Pursuing high standards
Cargo iQ’s continuous pursuit of improved quality management standards is evident through its ongoing projects. Moehle highlighted the “Care Protocol” initiative, which, at present, focuses on pharmaceutical shipments. The Care Protocol empowers all involved parties to collaboratively plan product-related requirements and operational routes.
“This will ensure that all stakeholders in the transportation chain are informed about the product requirements, such as re-icing in a transit airport, and have combined the data for route map planning and specific care elements for quality measurement,” Moehle said.
Another project aims to establish time-specific route plans, next to the existing flight-specific information. Through agreements on acceptance times and availability for shipments, airlines gain flexibility in optimising their capacity while adhering to agreed-upon delivery timelines.
Cargo iQ’s Cargo Data Management Platform (CDMP) has emerged as a key tool for boosting shipment visibility and transparency. This platform calculates route maps for each shipment, enabling real-time visibility into shipment statuses.
This visibility empowers airlines and forwarders to provide customers with accurate, up-to-date information about their shipments. Regular quality reports further enable data-driven insights and informed decision-making.

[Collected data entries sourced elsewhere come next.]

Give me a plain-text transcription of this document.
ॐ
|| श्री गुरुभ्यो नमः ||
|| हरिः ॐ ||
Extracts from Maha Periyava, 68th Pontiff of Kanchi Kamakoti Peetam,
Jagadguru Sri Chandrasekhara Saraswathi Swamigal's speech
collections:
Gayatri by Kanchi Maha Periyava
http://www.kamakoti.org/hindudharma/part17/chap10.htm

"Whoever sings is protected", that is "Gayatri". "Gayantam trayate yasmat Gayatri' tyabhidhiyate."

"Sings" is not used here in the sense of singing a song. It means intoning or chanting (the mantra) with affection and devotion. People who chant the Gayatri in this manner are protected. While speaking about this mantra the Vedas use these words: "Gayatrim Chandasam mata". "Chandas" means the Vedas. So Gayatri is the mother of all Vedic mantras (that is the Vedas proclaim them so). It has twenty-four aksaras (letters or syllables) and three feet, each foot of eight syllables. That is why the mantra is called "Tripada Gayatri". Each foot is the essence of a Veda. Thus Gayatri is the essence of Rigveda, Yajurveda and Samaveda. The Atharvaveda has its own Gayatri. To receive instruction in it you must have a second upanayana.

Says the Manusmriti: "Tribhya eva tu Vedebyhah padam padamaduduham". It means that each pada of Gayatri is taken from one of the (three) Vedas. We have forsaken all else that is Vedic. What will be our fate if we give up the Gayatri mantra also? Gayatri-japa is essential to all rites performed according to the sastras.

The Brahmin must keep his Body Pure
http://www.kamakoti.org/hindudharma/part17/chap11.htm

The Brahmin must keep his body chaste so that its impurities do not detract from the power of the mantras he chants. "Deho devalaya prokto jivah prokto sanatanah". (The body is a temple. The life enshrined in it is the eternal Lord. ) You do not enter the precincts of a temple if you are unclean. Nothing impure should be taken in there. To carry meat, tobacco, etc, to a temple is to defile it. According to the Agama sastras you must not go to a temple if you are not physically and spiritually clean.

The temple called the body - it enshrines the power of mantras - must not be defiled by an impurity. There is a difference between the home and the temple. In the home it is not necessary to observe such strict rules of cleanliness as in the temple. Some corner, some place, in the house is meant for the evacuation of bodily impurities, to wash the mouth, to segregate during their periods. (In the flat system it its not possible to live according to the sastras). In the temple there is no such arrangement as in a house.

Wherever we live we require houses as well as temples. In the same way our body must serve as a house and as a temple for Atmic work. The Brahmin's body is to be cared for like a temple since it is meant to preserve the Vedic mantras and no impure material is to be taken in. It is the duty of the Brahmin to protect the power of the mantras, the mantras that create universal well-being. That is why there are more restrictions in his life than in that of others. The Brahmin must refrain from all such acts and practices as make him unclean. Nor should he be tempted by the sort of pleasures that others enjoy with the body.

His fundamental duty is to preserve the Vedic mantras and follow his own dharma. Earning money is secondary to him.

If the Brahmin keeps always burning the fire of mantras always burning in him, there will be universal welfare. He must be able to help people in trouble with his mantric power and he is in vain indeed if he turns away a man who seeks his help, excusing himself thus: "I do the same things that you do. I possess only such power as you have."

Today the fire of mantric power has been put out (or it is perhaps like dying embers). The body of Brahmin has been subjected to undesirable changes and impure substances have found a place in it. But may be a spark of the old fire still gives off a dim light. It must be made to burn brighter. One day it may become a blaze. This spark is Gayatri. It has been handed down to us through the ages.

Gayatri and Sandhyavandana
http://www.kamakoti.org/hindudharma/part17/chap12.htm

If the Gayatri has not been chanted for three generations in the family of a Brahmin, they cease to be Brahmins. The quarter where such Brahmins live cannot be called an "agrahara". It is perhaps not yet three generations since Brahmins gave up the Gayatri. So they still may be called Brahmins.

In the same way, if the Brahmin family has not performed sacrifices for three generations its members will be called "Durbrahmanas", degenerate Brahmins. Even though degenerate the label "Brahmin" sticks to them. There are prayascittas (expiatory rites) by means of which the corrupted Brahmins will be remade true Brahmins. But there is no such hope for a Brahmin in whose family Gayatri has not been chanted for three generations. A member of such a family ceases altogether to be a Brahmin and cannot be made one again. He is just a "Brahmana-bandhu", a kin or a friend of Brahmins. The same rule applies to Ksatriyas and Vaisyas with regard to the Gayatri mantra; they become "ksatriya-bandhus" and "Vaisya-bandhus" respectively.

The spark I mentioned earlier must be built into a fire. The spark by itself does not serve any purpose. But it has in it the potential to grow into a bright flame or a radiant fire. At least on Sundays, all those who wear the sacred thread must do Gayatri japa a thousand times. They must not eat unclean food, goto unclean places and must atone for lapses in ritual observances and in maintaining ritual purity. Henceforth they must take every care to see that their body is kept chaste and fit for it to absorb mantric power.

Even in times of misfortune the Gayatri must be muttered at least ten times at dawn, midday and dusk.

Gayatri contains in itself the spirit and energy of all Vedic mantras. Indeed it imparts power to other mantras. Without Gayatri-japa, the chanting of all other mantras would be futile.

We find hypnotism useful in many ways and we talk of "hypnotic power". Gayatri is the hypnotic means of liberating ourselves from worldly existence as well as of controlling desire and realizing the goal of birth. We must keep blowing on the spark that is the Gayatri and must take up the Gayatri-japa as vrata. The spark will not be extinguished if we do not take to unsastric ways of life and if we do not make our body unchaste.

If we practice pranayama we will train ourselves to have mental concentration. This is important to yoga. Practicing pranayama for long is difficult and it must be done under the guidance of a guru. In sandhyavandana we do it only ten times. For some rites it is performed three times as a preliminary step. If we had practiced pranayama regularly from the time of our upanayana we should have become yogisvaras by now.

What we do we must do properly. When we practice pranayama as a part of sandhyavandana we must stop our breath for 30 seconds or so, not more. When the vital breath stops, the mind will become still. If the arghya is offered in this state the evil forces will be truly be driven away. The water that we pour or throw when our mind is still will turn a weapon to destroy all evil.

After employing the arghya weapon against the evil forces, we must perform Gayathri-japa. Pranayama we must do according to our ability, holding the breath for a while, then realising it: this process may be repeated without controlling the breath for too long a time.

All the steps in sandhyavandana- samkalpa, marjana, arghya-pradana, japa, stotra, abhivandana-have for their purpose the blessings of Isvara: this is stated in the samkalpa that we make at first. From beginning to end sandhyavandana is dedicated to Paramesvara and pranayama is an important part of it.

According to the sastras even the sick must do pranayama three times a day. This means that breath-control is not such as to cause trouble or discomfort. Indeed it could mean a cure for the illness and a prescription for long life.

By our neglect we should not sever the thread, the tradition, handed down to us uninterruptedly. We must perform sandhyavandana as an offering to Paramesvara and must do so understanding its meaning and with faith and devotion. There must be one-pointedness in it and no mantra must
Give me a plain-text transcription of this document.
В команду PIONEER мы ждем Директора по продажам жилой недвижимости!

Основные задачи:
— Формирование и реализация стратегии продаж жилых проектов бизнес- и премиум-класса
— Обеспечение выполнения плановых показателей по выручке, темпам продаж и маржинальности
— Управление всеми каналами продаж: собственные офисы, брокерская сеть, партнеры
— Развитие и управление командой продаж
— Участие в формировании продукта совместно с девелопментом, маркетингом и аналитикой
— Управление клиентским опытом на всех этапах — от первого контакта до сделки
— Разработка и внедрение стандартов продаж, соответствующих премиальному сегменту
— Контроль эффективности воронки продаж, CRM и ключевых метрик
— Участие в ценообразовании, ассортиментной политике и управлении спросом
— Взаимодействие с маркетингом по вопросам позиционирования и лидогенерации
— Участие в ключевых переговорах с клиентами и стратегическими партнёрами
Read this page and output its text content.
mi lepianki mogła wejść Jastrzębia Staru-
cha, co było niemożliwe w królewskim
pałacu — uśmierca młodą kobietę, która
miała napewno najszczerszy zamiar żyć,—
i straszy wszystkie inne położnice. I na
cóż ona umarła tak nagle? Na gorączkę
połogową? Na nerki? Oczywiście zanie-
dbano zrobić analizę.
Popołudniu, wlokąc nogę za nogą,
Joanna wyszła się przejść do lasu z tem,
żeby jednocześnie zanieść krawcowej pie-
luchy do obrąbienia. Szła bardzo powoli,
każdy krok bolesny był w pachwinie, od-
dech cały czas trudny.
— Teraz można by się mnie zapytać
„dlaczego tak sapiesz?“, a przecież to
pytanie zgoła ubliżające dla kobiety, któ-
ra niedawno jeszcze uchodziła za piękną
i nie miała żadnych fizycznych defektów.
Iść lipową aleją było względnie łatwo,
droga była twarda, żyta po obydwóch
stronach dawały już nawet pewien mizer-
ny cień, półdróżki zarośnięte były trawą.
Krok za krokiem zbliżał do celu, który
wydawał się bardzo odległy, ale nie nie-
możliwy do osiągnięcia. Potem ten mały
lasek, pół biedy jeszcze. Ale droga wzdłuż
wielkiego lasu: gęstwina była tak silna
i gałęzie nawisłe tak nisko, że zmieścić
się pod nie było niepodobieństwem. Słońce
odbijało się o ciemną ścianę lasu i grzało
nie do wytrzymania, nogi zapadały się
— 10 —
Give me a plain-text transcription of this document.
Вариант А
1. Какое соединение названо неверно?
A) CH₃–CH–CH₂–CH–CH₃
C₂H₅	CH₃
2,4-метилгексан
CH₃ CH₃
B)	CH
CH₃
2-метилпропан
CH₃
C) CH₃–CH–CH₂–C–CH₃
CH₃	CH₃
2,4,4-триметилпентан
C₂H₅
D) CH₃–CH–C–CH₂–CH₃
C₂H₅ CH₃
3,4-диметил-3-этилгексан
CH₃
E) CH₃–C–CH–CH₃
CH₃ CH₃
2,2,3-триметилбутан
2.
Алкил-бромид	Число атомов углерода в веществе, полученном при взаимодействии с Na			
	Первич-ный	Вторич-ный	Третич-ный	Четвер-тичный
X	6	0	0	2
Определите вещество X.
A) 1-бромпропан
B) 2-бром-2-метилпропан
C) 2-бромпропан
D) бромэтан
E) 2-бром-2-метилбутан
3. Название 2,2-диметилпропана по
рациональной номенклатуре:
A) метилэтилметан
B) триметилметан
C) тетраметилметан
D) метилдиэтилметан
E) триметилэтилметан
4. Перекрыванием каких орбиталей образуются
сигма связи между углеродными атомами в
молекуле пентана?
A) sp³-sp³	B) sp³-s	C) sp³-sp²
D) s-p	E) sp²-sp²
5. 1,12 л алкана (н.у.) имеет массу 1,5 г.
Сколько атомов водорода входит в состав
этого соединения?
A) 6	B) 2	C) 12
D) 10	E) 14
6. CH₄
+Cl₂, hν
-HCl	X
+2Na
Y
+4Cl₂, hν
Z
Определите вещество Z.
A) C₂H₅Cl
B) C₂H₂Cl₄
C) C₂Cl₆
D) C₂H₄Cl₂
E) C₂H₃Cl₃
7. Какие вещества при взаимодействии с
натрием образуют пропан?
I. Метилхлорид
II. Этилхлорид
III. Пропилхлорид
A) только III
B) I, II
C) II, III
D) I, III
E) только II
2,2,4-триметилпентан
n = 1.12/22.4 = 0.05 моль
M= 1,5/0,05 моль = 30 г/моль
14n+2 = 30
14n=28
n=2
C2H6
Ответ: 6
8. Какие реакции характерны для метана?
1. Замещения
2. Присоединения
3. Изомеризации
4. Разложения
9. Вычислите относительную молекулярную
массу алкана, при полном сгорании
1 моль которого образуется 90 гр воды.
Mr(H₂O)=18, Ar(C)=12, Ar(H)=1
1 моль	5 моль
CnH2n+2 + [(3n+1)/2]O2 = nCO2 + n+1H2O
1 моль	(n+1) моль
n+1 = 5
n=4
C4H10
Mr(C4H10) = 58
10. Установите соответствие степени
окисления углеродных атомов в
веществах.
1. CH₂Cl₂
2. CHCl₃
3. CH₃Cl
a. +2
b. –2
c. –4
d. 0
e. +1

“We and our members are receiving the reports from the CDMP portal and can review successful implementation at shipment level. Within our membership meetings and working group sessions, these reports are used to identify shortcomings in a collaborative fashion and determine what can we do together to prevent these failures in future,” Moehle added.
Benefits for industry players
Improved shipment visibility and transparency offer tangible benefits to the industry. Moehle illustrates this through an aircraft departure scenario. If a departure is delayed beyond the planned time, alerts are triggered, enabling corrective and proactive measures.
Airlines can optimise operations based on real-time information, leading to efficient decisions and minimised delays. Forwarders and customers are also informed promptly, enabling them to adjust plans accordingly. This scenario underscores the practical advantages of enhanced visibility in mitigating disruptions and streamlining operations.
“All new standard milestones that we have created or will be creating in the future will be integrated, planned, and measured as milestones in the transportation chain for airfreight shipments,” Moehle highlighted.
“As our members are planning and measuring these milestones in the route map for all their shipments, these new standards become automatically a part of the planning/measurement process and therefore our members and we as an organisation can measure the success.”
Cargo iQ’s collaborations extend to industry organisations such as IATA Cargo, FIATA, ASA, and more. These partnerships facilitate aligned efforts and address evolving industry needs.
“As Cargo iQ we have always been, and will continue to be in future, agnostic to the technologies or digital solutions. Cargo iQ is not a technology developer but an enabler,” Moehle explained.
Certain basics are mandatory for all so ensure the members can work together based on the agreed standards and milestones, while selected other milestones and features can be applied by the members based on their business model.
“Cargo iQ is a membership organisation. When members approach us with their new ideas or requirements, such as new developments for Pharma product movements in the global air cargo industry, our members then decide whether it is a project Cargo iQ is to be involved in,” Moehle continued.
“With a clear mandate from our members – who are very close to the shippers and to the day-to-day activities – the Cargo iQ management team is setting up a new project. In cooperation with the subject matter experts within our membership we then develop a solution for our members.”